Google has confirmed that it is expanding its existing vulnerability bounty program to accept attack scenarios that feature generative AI. The newly revised bug bounty program will encourage hackers to investigate attack scenarios and discover vulnerabilities that apply to Google’s AI systems and services.
Google’s AI Red Team imitates real hacking attacks
Google announced in August that it had created an AI Red Team. Using the same types of attack techniques exploited by nation states, organized cybercrime groups, and malicious insiders. Daniel Fabian, head of Google’s AI Red Team, said: “One of the key responsibilities of Google’s AI Red Team is to gather relevant findings and apply them to real-world products and features that use AI. and learn its effects.” “We leverage attacker tactics, techniques, and procedures (TTPs) to test various system defenses.”
Google AI bug bounty Hackers need to follow the rules
Hackers outside of the AI Red Team and outside of Google itself can now look for weaknesses in Google’s AI systems. The difference is that these hackers must work within a strict framework that defines what’s in scope and what’s out of scope. They won’t take the same “anything goes” approach to attack simulation, but that doesn’t make AI bounty hunting hackers any less important.
Like other bug bounty programs, There are guidelines Learn about the types of vulnerabilities Google is disclosing, the methods you can use to do so, and the process for reporting discovered vulnerabilities and receiving rewards. So, for example, instant injections that are invisible to the victim and change the state of the victim’s account or assets are also covered. You may not use the Products to generate content that is violating, misleading, or factually incorrect, such as “illusions” or factually inaccurate responses. Similarly, situations in which an adversary could reliably misclassify a security control and exploit it for malicious purposes are also within scope, but if this is a “compelling attack scenario or It is not applicable if it does not cause a “feasible route”.
$12 million bug bounty bonanza
Google will be compensated for vulnerabilities disclosed under the framework of its Vulnerability Bounty Program, but the amount of the bounty will depend on “the severity of the attack scenario and the type of targets affected.” admitted to doing so. However, in 2022, he was paid more than $12 million in such bounties to hackers who were part of a broader program.

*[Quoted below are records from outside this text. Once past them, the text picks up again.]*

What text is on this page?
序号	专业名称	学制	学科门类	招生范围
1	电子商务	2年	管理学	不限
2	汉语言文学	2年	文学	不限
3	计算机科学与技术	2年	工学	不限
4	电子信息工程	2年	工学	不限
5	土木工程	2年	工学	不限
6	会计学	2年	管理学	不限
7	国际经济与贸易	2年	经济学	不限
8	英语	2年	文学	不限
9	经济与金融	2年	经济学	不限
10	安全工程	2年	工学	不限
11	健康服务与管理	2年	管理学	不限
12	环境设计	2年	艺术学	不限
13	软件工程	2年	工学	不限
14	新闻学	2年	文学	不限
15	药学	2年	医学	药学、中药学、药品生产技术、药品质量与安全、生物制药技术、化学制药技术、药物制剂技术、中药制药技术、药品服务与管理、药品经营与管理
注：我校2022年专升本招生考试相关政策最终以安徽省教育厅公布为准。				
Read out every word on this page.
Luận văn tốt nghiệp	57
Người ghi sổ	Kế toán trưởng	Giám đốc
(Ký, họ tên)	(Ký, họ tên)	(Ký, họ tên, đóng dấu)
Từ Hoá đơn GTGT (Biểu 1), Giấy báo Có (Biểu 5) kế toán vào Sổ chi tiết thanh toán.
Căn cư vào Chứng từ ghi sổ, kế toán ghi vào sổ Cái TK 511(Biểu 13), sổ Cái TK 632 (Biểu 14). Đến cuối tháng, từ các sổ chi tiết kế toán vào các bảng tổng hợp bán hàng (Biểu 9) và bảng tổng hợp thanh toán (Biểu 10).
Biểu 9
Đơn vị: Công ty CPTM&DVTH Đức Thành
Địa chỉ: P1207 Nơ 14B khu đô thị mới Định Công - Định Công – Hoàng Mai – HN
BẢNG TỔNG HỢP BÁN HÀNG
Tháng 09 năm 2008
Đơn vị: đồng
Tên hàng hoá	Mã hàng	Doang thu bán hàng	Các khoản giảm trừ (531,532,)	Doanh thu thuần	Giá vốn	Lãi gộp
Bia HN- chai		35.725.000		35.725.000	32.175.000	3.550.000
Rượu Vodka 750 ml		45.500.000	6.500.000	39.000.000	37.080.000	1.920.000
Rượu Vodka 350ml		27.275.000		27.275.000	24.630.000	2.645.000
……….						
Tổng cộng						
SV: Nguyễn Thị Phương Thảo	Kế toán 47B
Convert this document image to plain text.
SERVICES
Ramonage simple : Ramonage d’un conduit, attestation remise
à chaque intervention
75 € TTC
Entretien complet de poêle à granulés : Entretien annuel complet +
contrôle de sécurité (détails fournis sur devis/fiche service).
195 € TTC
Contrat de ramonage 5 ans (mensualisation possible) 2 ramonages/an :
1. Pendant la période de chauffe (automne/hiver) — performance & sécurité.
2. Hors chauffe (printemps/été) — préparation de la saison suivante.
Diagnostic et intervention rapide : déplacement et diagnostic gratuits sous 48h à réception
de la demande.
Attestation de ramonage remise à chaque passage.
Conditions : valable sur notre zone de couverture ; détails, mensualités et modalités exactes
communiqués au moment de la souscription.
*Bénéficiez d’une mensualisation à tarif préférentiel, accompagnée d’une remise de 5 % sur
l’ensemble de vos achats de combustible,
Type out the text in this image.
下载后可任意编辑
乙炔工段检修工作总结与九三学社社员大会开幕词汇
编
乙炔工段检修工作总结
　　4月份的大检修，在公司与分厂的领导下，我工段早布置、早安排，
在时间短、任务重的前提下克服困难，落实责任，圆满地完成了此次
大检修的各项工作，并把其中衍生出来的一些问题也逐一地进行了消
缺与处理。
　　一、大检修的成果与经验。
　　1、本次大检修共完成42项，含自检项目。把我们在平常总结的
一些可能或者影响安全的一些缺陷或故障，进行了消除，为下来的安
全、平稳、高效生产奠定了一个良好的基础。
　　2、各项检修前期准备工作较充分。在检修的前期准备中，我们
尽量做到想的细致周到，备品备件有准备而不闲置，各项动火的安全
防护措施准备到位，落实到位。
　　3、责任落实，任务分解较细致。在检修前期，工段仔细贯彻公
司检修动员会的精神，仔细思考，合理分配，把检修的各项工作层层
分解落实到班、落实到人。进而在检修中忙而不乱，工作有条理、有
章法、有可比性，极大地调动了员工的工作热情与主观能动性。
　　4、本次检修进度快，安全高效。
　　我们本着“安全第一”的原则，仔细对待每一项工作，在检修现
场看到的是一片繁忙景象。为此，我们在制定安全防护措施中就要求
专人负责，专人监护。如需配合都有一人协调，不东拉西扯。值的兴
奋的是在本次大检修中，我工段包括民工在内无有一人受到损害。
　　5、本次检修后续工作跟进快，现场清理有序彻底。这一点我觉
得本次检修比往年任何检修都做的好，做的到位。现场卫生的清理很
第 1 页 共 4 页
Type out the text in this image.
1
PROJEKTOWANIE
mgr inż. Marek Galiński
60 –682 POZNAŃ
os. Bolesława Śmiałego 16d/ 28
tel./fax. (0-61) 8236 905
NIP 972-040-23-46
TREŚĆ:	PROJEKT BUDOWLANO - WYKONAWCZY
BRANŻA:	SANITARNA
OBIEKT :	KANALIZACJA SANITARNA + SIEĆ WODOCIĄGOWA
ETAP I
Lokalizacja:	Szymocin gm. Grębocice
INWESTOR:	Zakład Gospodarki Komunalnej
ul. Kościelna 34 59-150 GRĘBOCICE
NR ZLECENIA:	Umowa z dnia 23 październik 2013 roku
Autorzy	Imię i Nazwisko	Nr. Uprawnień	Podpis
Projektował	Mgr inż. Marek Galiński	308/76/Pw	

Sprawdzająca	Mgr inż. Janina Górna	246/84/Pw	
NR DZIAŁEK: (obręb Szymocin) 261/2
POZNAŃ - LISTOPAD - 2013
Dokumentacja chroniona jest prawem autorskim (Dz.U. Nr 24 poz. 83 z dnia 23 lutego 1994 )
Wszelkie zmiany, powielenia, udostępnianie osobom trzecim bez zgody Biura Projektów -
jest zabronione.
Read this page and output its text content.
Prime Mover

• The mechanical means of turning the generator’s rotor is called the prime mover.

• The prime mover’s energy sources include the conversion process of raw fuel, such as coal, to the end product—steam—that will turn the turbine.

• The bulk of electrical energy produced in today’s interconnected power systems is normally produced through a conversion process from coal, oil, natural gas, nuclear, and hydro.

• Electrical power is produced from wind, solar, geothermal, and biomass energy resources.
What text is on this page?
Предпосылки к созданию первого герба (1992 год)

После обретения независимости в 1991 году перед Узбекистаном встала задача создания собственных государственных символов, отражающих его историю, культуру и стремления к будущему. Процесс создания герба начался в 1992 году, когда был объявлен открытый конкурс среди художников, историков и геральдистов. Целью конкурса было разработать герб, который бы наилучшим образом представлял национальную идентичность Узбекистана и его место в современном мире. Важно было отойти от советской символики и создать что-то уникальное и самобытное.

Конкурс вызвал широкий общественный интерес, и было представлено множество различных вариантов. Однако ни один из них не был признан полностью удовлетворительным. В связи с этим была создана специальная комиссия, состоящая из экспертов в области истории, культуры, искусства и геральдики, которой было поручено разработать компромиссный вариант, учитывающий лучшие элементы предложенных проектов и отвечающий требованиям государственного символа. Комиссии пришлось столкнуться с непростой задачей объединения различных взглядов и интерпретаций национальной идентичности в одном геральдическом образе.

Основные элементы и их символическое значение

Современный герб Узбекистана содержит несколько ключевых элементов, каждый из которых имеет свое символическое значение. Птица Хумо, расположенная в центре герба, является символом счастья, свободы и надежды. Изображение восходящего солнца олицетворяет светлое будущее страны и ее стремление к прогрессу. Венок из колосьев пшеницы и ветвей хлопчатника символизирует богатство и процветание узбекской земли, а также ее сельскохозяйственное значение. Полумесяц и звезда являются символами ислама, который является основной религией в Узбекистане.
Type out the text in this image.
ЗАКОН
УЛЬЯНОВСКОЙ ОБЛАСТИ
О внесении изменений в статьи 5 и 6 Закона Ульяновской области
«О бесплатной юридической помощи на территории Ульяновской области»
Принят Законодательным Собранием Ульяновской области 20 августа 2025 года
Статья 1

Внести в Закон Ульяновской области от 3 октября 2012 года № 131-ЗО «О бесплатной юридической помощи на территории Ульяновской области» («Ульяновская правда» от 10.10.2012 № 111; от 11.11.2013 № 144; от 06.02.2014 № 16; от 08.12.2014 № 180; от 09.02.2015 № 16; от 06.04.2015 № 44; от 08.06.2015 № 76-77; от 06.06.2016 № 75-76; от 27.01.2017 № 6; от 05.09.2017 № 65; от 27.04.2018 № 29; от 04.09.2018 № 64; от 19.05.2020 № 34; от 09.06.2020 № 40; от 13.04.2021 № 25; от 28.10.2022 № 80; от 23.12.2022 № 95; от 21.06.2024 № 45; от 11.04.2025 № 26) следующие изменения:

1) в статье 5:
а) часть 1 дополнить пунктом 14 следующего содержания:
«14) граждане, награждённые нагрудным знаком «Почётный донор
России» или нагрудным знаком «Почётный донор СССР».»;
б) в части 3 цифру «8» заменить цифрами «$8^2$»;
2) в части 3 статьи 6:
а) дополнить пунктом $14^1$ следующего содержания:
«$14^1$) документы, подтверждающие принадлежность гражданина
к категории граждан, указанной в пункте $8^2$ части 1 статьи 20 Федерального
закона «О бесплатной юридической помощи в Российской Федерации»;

A Google spokesperson said: “We look forward to continuing to work with the research community to discover and fix security and abuse issues in our AI-powered features.” “Once you find a qualifying problem, Visit the Bug Hunter website. Submit a bug report and the issue is found to be valid [you will] We reward you for helping us keep our users safe. ”
Google’s confirmation of its new AI bug bounty program couldn’t be more timely.UK Prime Minister announces proposals for Global AI Safety Summit and AI Safety Institute Rishi Sunak gave a speech “Criminals could use AI for cyberattacks, disinformation, fraud, and even child sexual abuse,” he said on October 26.
“Generative AI is a double-edged sword, as the cybersecurity landscape continues to evolve and the proliferation of generative AI will only add further complexity,” said Fabian Rech, senior vice president at Trellix. I am. “As we prepare for the first AI Safety Summit next week, we look forward to hearing what this means for organizations in the future of regulation with this emerging technology and how they are leveraging and integrating AI.” It’s important to recognize that you can do it.”